Black Star Line Brewery, the first African-American-owned and woman-owned brewery in the South, celebrated its grand opening in Hendersonville, N.C., last fall. A week after the opening, the brewery received emails using the alias “Ni**er killer” that threatened the personal safety of employees. A day later, someone tampered with the electrical side of the brewery’s operations, jeopardizing beer production.
L.A. McCrae, the owner and founder, has not let the hate crimes stop her. And the regional craft beer community has rallied to support her. Sierra Nevada and Sanctuary Brewing stepped in to help repair her equipment, and dozens of craft brewers across the South have stood in solidarity with her. Though Black Star Line may move to a new location in Western North Carolina, McRae is setting out to transform a community, one beer at a time. And despite the recent attacks, Black Star Line has cultivated a vibrant community space where everyone belongs.

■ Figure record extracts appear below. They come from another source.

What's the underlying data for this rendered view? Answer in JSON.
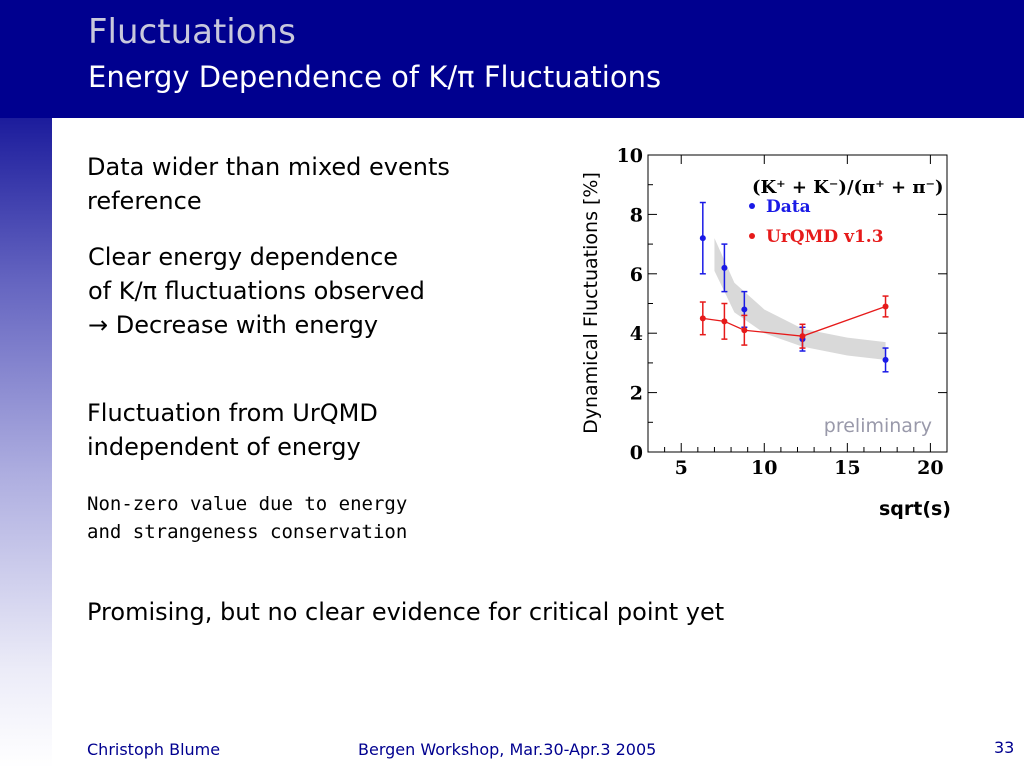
{
  "header": {
    "title": "Fluctuations",
    "subtitle": "Energy Dependence of K/π Fluctuations"
  },
  "bullets": {
    "b1": [
      "Data wider than mixed events",
      "reference"
    ],
    "b2": [
      "Clear energy dependence",
      "of K/π fluctuations observed",
      "→ Decrease with energy"
    ],
    "b3": [
      "Fluctuation from UrQMD",
      "independent of energy"
    ],
    "b4": [
      "Non-zero value due to energy",
      "and strangeness conservation"
    ],
    "b5": "Promising, but no clear evidence for critical point yet"
  },
  "footer": {
    "author": "Christoph Blume",
    "event": "Bergen Workshop, Mar.30-Apr.3 2005",
    "page": "33"
  },
  "colors": {
    "header_bg": "#00008f",
    "data": "#1a1ae6",
    "urqmd": "#e61a1a",
    "band": "#d9d9d9"
  },
  "chart_data": {
    "type": "scatter",
    "title": "(K⁺ + K⁻)/(π⁺ + π⁻)",
    "xlabel": "sqrt(s)",
    "ylabel": "Dynamical Fluctuations [%]",
    "xlim": [
      3,
      21
    ],
    "ylim": [
      0,
      10
    ],
    "xticks": [
      5,
      10,
      15,
      20
    ],
    "yticks": [
      0,
      2,
      4,
      6,
      8,
      10
    ],
    "annotation": "preliminary",
    "series": [
      {
        "name": "Data",
        "color": "#1a1ae6",
        "connected": false,
        "x": [
          6.3,
          7.6,
          8.8,
          12.3,
          17.3
        ],
        "y": [
          7.2,
          6.2,
          4.8,
          3.8,
          3.1
        ],
        "err": [
          1.2,
          0.8,
          0.6,
          0.4,
          0.4
        ]
      },
      {
        "name": "UrQMD v1.3",
        "color": "#e61a1a",
        "connected": true,
        "x": [
          6.3,
          7.6,
          8.8,
          12.3,
          17.3
        ],
        "y": [
          4.5,
          4.4,
          4.1,
          3.9,
          4.9
        ],
        "err": [
          0.55,
          0.6,
          0.5,
          0.4,
          0.35
        ]
      }
    ],
    "band": {
      "x": [
        7.0,
        8.2,
        10.0,
        12.3,
        15.0,
        17.3
      ],
      "upper": [
        7.2,
        5.7,
        4.8,
        4.15,
        3.85,
        3.7
      ],
      "lower": [
        6.1,
        4.7,
        4.0,
        3.55,
        3.25,
        3.1
      ]
    }
  }
}
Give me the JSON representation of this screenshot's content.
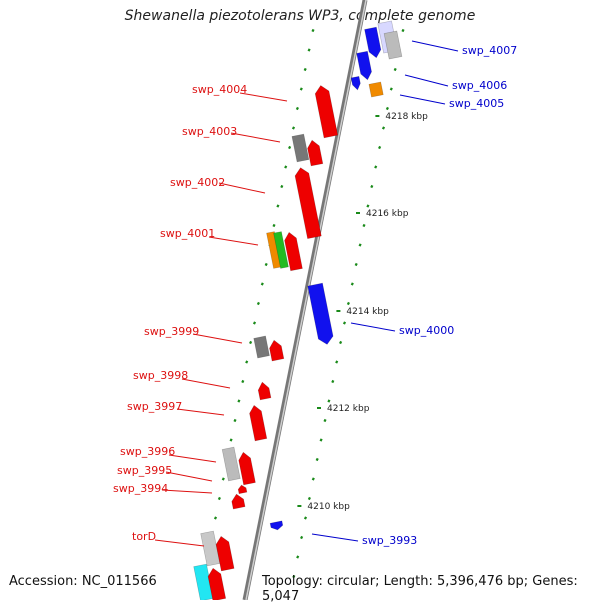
{
  "title": "Shewanella piezotolerans WP3, complete genome",
  "footer": {
    "accession": "Accession: NC_011566",
    "topology": "Topology: circular; Length: 5,396,476 bp; Genes: 5,047"
  },
  "colors": {
    "forward_label": "#dd1111",
    "reverse_label": "#0000cc",
    "tick": "#1a8a1a",
    "backbone": "#888888"
  },
  "kbp_labels": [
    "4218 kbp",
    "4216 kbp",
    "4214 kbp",
    "4212 kbp",
    "4210 kbp"
  ],
  "genes": [
    {
      "label": "swp_4007",
      "strand": "reverse"
    },
    {
      "label": "swp_4006",
      "strand": "reverse"
    },
    {
      "label": "swp_4005",
      "strand": "reverse"
    },
    {
      "label": "swp_4004",
      "strand": "forward"
    },
    {
      "label": "swp_4003",
      "strand": "forward"
    },
    {
      "label": "swp_4002",
      "strand": "forward"
    },
    {
      "label": "swp_4001",
      "strand": "forward"
    },
    {
      "label": "swp_4000",
      "strand": "reverse"
    },
    {
      "label": "swp_3999",
      "strand": "forward"
    },
    {
      "label": "swp_3998",
      "strand": "forward"
    },
    {
      "label": "swp_3997",
      "strand": "forward"
    },
    {
      "label": "swp_3996",
      "strand": "forward"
    },
    {
      "label": "swp_3995",
      "strand": "forward"
    },
    {
      "label": "swp_3994",
      "strand": "forward"
    },
    {
      "label": "swp_3993",
      "strand": "reverse"
    },
    {
      "label": "torD",
      "strand": "forward"
    }
  ]
}
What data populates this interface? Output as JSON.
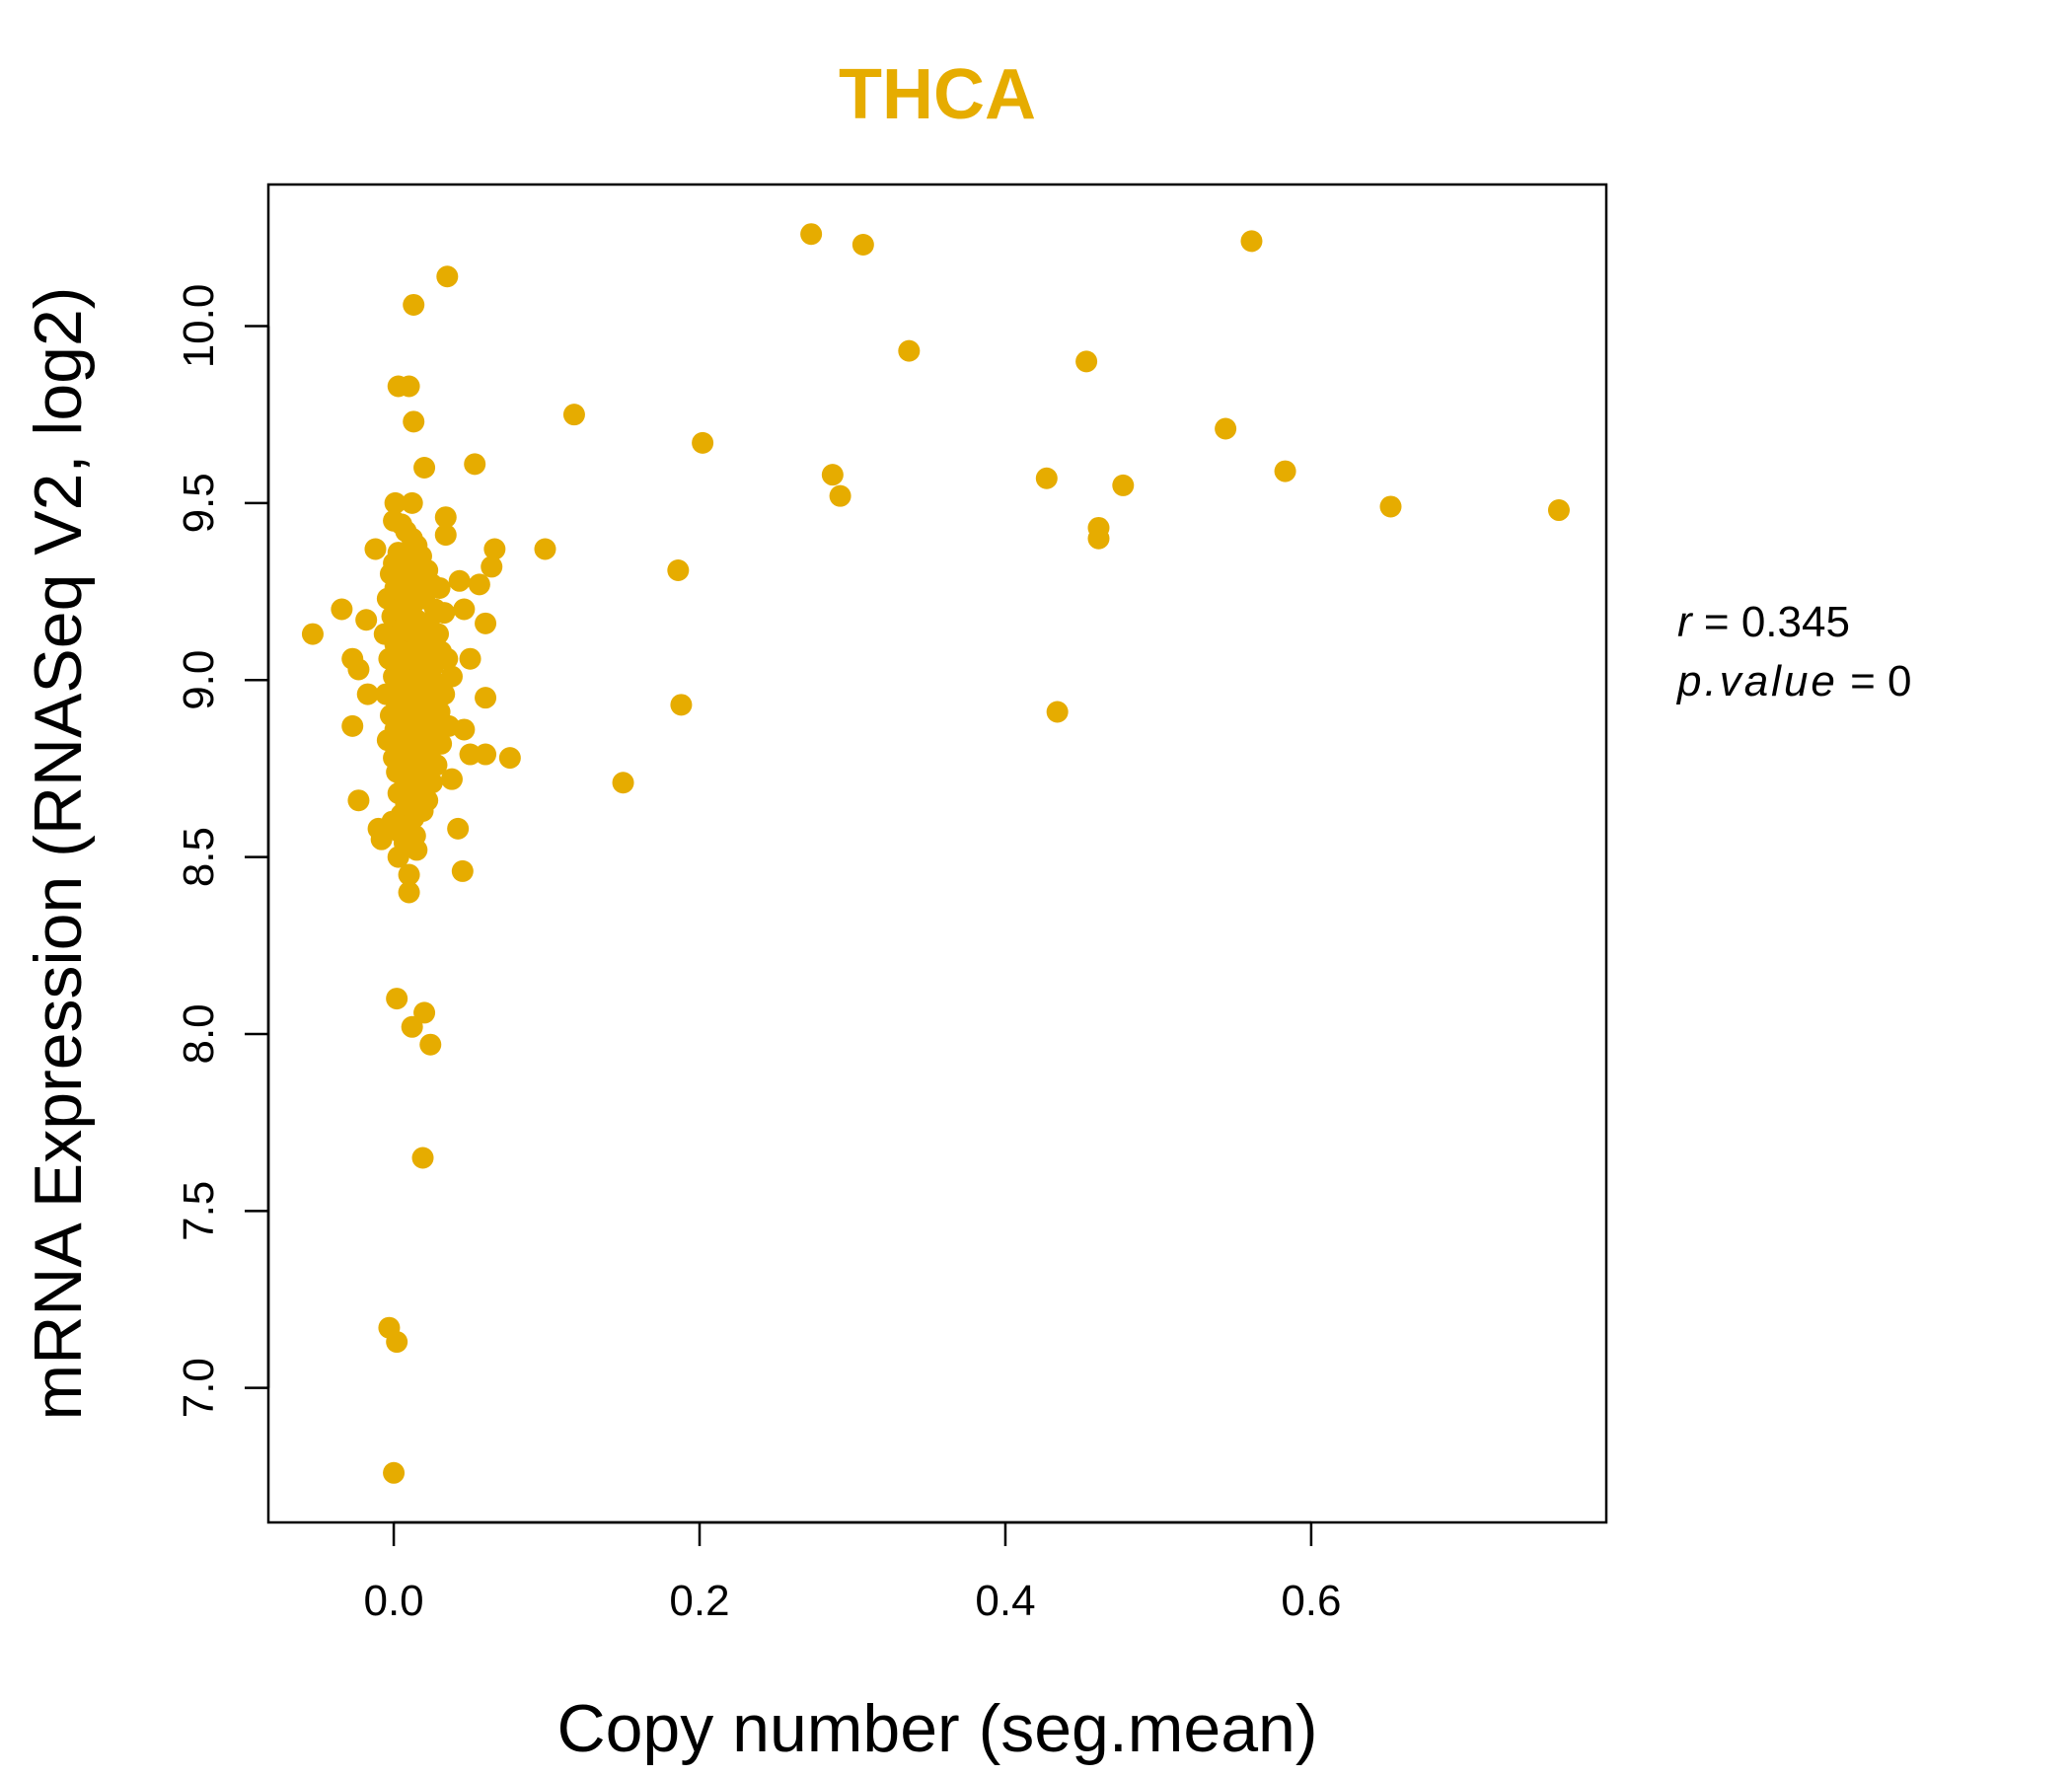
{
  "colors": {
    "point": "#E6AC00",
    "title": "#E6AC00",
    "axis": "#000000"
  },
  "chart_data": {
    "type": "scatter",
    "title": "THCA",
    "xlabel": "Copy number (seg.mean)",
    "ylabel": "mRNA Expression (RNASeq V2, log2)",
    "xlim": [
      -0.082,
      0.793
    ],
    "ylim": [
      6.62,
      10.4
    ],
    "xticks": [
      0.0,
      0.2,
      0.4,
      0.6
    ],
    "xtick_labels": [
      "0.0",
      "0.2",
      "0.4",
      "0.6"
    ],
    "yticks": [
      7.0,
      7.5,
      8.0,
      8.5,
      9.0,
      9.5,
      10.0
    ],
    "ytick_labels": [
      "7.0",
      "7.5",
      "8.0",
      "8.5",
      "9.0",
      "9.5",
      "10.0"
    ],
    "annotations": {
      "r": "0.345",
      "p_value": "0"
    },
    "points": [
      [
        0.273,
        10.26
      ],
      [
        0.307,
        10.23
      ],
      [
        0.561,
        10.24
      ],
      [
        0.035,
        10.14
      ],
      [
        0.013,
        10.06
      ],
      [
        0.337,
        9.93
      ],
      [
        0.453,
        9.9
      ],
      [
        0.003,
        9.83
      ],
      [
        0.01,
        9.83
      ],
      [
        0.118,
        9.75
      ],
      [
        0.013,
        9.73
      ],
      [
        0.202,
        9.67
      ],
      [
        0.544,
        9.71
      ],
      [
        0.02,
        9.6
      ],
      [
        0.053,
        9.61
      ],
      [
        0.287,
        9.58
      ],
      [
        0.427,
        9.57
      ],
      [
        0.583,
        9.59
      ],
      [
        0.477,
        9.55
      ],
      [
        0.292,
        9.52
      ],
      [
        0.652,
        9.49
      ],
      [
        0.762,
        9.48
      ],
      [
        0.461,
        9.43
      ],
      [
        0.461,
        9.4
      ],
      [
        0.034,
        9.46
      ],
      [
        0.034,
        9.41
      ],
      [
        0.001,
        9.5
      ],
      [
        0.012,
        9.5
      ],
      [
        -0.012,
        9.37
      ],
      [
        0.066,
        9.37
      ],
      [
        0.099,
        9.37
      ],
      [
        0.186,
        9.31
      ],
      [
        0.064,
        9.32
      ],
      [
        0.043,
        9.28
      ],
      [
        0.056,
        9.27
      ],
      [
        -0.034,
        9.2
      ],
      [
        0.046,
        9.2
      ],
      [
        0.06,
        9.16
      ],
      [
        -0.018,
        9.17
      ],
      [
        -0.053,
        9.13
      ],
      [
        -0.027,
        9.06
      ],
      [
        -0.023,
        9.03
      ],
      [
        0.05,
        9.06
      ],
      [
        -0.017,
        8.96
      ],
      [
        0.06,
        8.95
      ],
      [
        0.188,
        8.93
      ],
      [
        0.434,
        8.91
      ],
      [
        -0.027,
        8.87
      ],
      [
        0.046,
        8.86
      ],
      [
        0.05,
        8.79
      ],
      [
        0.06,
        8.79
      ],
      [
        0.076,
        8.78
      ],
      [
        0.038,
        8.72
      ],
      [
        0.15,
        8.71
      ],
      [
        -0.023,
        8.66
      ],
      [
        0.042,
        8.58
      ],
      [
        -0.01,
        8.58
      ],
      [
        -0.008,
        8.55
      ],
      [
        0.045,
        8.46
      ],
      [
        0.01,
        8.45
      ],
      [
        0.01,
        8.4
      ],
      [
        0.003,
        8.5
      ],
      [
        0.015,
        8.52
      ],
      [
        0.002,
        8.1
      ],
      [
        0.02,
        8.06
      ],
      [
        0.012,
        8.02
      ],
      [
        0.024,
        7.97
      ],
      [
        0.019,
        7.65
      ],
      [
        -0.003,
        7.17
      ],
      [
        0.002,
        7.13
      ],
      [
        0.0,
        6.76
      ],
      [
        0.0,
        9.45
      ],
      [
        0.005,
        9.44
      ],
      [
        0.008,
        9.42
      ],
      [
        0.012,
        9.4
      ],
      [
        0.015,
        9.38
      ],
      [
        0.003,
        9.36
      ],
      [
        0.018,
        9.35
      ],
      [
        0.0,
        9.33
      ],
      [
        0.01,
        9.32
      ],
      [
        0.022,
        9.31
      ],
      [
        -0.002,
        9.3
      ],
      [
        0.006,
        9.29
      ],
      [
        0.014,
        9.28
      ],
      [
        0.025,
        9.27
      ],
      [
        0.03,
        9.26
      ],
      [
        0.001,
        9.26
      ],
      [
        0.009,
        9.25
      ],
      [
        0.017,
        9.24
      ],
      [
        0.02,
        9.23
      ],
      [
        -0.004,
        9.23
      ],
      [
        0.004,
        9.22
      ],
      [
        0.012,
        9.21
      ],
      [
        0.027,
        9.2
      ],
      [
        0.033,
        9.19
      ],
      [
        0.007,
        9.19
      ],
      [
        -0.001,
        9.18
      ],
      [
        0.015,
        9.17
      ],
      [
        0.023,
        9.16
      ],
      [
        0.011,
        9.15
      ],
      [
        0.003,
        9.14
      ],
      [
        0.019,
        9.14
      ],
      [
        0.029,
        9.13
      ],
      [
        -0.006,
        9.13
      ],
      [
        0.008,
        9.12
      ],
      [
        0.016,
        9.11
      ],
      [
        0.024,
        9.1
      ],
      [
        0.001,
        9.1
      ],
      [
        0.013,
        9.09
      ],
      [
        0.031,
        9.08
      ],
      [
        0.006,
        9.08
      ],
      [
        0.02,
        9.07
      ],
      [
        0.035,
        9.06
      ],
      [
        -0.003,
        9.06
      ],
      [
        0.01,
        9.05
      ],
      [
        0.017,
        9.04
      ],
      [
        0.026,
        9.04
      ],
      [
        0.004,
        9.03
      ],
      [
        0.012,
        9.02
      ],
      [
        0.022,
        9.02
      ],
      [
        0.038,
        9.01
      ],
      [
        0.0,
        9.01
      ],
      [
        0.008,
        9.0
      ],
      [
        0.015,
        8.99
      ],
      [
        0.028,
        8.99
      ],
      [
        0.002,
        8.98
      ],
      [
        0.018,
        8.98
      ],
      [
        0.011,
        8.97
      ],
      [
        0.033,
        8.96
      ],
      [
        -0.005,
        8.96
      ],
      [
        0.006,
        8.95
      ],
      [
        0.021,
        8.95
      ],
      [
        0.014,
        8.94
      ],
      [
        0.025,
        8.93
      ],
      [
        0.003,
        8.93
      ],
      [
        0.009,
        8.92
      ],
      [
        0.03,
        8.91
      ],
      [
        0.017,
        8.91
      ],
      [
        -0.002,
        8.9
      ],
      [
        0.012,
        8.89
      ],
      [
        0.023,
        8.89
      ],
      [
        0.005,
        8.88
      ],
      [
        0.019,
        8.87
      ],
      [
        0.036,
        8.87
      ],
      [
        0.001,
        8.86
      ],
      [
        0.014,
        8.86
      ],
      [
        0.027,
        8.85
      ],
      [
        0.008,
        8.84
      ],
      [
        0.02,
        8.84
      ],
      [
        -0.004,
        8.83
      ],
      [
        0.011,
        8.82
      ],
      [
        0.031,
        8.82
      ],
      [
        0.004,
        8.81
      ],
      [
        0.016,
        8.8
      ],
      [
        0.024,
        8.8
      ],
      [
        0.009,
        8.79
      ],
      [
        0.0,
        8.78
      ],
      [
        0.018,
        8.78
      ],
      [
        0.013,
        8.77
      ],
      [
        0.028,
        8.76
      ],
      [
        0.006,
        8.76
      ],
      [
        0.021,
        8.75
      ],
      [
        0.002,
        8.74
      ],
      [
        0.015,
        8.73
      ],
      [
        0.01,
        8.72
      ],
      [
        0.025,
        8.71
      ],
      [
        0.007,
        8.7
      ],
      [
        0.017,
        8.69
      ],
      [
        0.003,
        8.68
      ],
      [
        0.012,
        8.67
      ],
      [
        0.022,
        8.66
      ],
      [
        0.008,
        8.65
      ],
      [
        0.016,
        8.64
      ],
      [
        0.005,
        8.62
      ],
      [
        0.013,
        8.61
      ],
      [
        0.019,
        8.63
      ],
      [
        0.01,
        8.59
      ],
      [
        0.004,
        8.57
      ],
      [
        0.014,
        8.56
      ],
      [
        -0.001,
        8.6
      ],
      [
        0.007,
        8.54
      ],
      [
        0.005,
        9.05
      ],
      [
        0.01,
        9.15
      ],
      [
        0.015,
        8.85
      ],
      [
        0.02,
        9.0
      ],
      [
        0.0,
        8.95
      ],
      [
        0.012,
        9.25
      ],
      [
        0.018,
        8.7
      ],
      [
        0.008,
        9.35
      ],
      [
        0.022,
        8.9
      ],
      [
        0.003,
        9.2
      ]
    ]
  }
}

“It’s an unusual day that I’m here by myself,” explains McRae as she flips the stools on the bar to get ready for the day. “A group of us live together and spend all the time as a community: we cook, eat, and work together.”
McRae has introduced African techniques to beer making, which favor sweet flavors over hops and bitters. Hops are a relatively recent addition to the brewing tradition. Earlier fermenters relied on combinations of herbs and spices, resulting in pints that are sweeter than typical craft beer.
“As a person with direct African lineage, my ancestors brewed outdoors,” she explains. “The women in the Mesopotamia River Valley community trekked to the river to collect, bringing water back to villages where they combined herbs and spices and stewed it in a kettle, making the first meads, wine, and beer.”
McRae named the brewery Black Star Line after the steamship corporation established in 1919 by Marcus Garvey to further black economic independence. Some of the brews are named for activists like Stokely Carmichael and Audre Lorde, with the hope that they will generate interesting conversations and a deeper understanding of civil rights history.
McRae grew up outside of Baltimore, Md., with a strong involvement in churches. “Church folks are amazing. They create a resilient community that non-churchgoers don’t have. My passion is community, and at my core, I’m a pastor.”
While living in Knoxville, McRae frequented breweries and taprooms, and she quickly realized that none of the establishments were owned by women or black people. That’s when she began incubating the idea of making great beer with a mission inspired by social justice.
During that time, her aunt and grandma told her stories of brewing dandelion beer out in the country. Her family used their limited resources to cultivate community around brewing.
Soon after, she moved to Lake Lure, N.C. where she lived on sixteen acres. Not knowing anything about grains or hops, she went outside and prayed, asking her ancestors for recipes. In the wilderness, ingredients and ways of combining them came to her and she wrote them down.
McRae brewed a few batches of beer, the first batch taking nineteen hours. “We had no clue what we were doing, but we were being in community and grounded by nature,” she says.
Now, whenever the Black Star Line staff go into a brewing cycle, they play Gospel music, and many of their conversations focus on spirit and energy.
Black Star Line will be developing and refining their line of botanical beers in the coming year, which will lean heavily on African tradition of using herbs and traditional grains like millet and maize for medicinal purposes. In addition, Black Star also plans on making other non-alcoholic beverages in the African style, including ginger beer and kombucha.
In light of the hate crimes, McRae has become even more committed to the vision that all people are welcome. And she is especially appreciative of all the outdoor enthusiasts who have come to the brewery to drink beer and offer words of support. Says Black Star Line’s operations manager Javier Naranjo, “Black Star provides a place for collective healing, where people can transcend painful narratives and move past trauma by connecting over a pint.”